The opening of this resource to the entire scientific community illustrates a central philosophy of the Cancer Grand Challenges program: open collaboration and data sharing as levers for collective progress. This approach breaks with traditional silos in pharmaceutical and academic research to create a decentralized and collaborative innovation ecosystem, similar to dynamics observed in other cutting-edge sectors like gene therapies.
A New Era for International Oncological Research
The five projects of the Cancer Grand Challenges program share several structural characteristics. Each relies on cutting-edge technological platforms — high-throughput sequencing, genomic editing, artificial intelligence, advanced imaging — and mobilizes international networks of clinical and academic centers. The generated data is aggregated in shared IT infrastructures, enabling cross-analyses and unexpected discoveries.
This collaborative model contrasts with traditional approaches, often compartmentalized by institution, discipline, or geography.
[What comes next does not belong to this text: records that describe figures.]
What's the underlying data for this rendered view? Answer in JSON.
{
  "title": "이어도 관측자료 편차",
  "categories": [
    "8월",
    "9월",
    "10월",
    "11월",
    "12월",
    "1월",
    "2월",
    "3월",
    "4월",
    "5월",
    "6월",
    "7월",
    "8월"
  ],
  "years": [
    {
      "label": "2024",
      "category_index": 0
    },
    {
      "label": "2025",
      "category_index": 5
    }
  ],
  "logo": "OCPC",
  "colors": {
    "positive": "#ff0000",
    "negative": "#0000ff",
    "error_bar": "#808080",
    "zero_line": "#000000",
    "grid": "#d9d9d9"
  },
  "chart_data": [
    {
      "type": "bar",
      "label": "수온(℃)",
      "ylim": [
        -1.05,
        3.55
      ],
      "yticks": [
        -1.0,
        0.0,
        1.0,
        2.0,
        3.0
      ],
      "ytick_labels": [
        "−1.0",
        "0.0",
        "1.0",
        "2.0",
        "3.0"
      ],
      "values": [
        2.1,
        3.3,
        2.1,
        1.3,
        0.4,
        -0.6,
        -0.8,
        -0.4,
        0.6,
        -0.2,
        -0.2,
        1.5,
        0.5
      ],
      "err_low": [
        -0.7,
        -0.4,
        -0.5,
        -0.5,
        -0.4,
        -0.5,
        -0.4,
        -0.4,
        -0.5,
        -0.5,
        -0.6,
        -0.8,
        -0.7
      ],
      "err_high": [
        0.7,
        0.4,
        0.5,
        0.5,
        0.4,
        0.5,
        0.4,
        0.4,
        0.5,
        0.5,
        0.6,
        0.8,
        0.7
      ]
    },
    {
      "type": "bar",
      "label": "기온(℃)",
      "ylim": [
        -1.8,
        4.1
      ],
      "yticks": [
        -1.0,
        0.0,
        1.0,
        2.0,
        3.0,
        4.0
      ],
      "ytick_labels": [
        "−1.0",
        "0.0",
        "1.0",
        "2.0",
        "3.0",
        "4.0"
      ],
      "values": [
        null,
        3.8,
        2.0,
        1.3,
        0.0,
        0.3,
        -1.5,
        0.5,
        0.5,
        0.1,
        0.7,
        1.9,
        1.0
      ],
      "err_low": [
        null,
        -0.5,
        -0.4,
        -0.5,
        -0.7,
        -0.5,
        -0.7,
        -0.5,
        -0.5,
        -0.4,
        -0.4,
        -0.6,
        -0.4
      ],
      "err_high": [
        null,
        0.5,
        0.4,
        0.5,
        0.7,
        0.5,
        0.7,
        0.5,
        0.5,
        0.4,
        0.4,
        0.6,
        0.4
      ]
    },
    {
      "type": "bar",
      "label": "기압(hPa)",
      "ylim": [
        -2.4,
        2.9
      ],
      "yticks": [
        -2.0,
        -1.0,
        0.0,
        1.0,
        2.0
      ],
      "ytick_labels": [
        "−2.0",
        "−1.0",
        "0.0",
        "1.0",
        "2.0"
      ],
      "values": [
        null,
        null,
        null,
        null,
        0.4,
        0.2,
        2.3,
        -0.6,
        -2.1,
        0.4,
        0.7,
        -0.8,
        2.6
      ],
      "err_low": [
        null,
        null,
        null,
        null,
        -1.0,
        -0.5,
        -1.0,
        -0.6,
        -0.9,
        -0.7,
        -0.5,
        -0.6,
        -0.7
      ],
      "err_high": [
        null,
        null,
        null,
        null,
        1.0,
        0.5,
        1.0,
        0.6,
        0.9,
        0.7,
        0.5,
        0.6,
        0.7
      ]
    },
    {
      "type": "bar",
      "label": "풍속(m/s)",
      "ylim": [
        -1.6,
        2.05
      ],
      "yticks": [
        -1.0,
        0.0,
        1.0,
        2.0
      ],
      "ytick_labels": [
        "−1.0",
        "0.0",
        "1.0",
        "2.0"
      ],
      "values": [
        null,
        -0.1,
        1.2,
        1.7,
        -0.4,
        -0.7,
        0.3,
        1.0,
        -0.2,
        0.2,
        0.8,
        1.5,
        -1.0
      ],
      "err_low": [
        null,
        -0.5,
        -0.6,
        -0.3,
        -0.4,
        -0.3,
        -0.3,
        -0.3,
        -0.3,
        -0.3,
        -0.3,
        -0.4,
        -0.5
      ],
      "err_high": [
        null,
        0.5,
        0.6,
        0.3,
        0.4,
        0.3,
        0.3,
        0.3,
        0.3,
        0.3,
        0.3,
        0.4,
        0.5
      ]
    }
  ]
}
It is part of a broader trend in biomedical research, where complex challenges require transdisciplinary consortiums and coordinated investments. In France, research funding stakeholders recognize that this new scientific organization is an essential lever for accelerating the translation of fundamental discoveries into clinical practices. For more information on global research ethics, see our article on epistemic justice.
“Collaboration is essential to outsmart cancer.”
— Manon Pepin, Cancer Research Society
Beyond the expected scientific results, the Cancer Grand Challenges program embodies a strategic vision: that of open, collaborative research oriented towards concrete public health objectives. The potential benefits — early detection tests, personalized therapies, an expanded immunotherapeutic arsenal — could profoundly change the landscape of oncological care in the coming decade.
The five projects are not just a juxtaposition of scientific initiatives: they form an integrated ecosystem where each advance can feed the others. Biomarkers identified by ATLAS can guide PROTECT's adaptive strategies. SAVANA's immunological profiles can inform NEXT-Gen's therapeutic choices. Targets discovered via PICK-IT can enrich all pipelines. This systemic synergy amplifies the impact of every dollar invested.
In a context where cancers represent a growing burden on global health systems (Cancer Grand Challenges Instagram), the Cancer Grand Challenges program illustrates an ambitious and coordinated response. It shows that oncological science is entering a new phase, characterized by the integration of disruptive technologies, the pooling of resources, and a strong political will to transform research into tangible benefits for patients.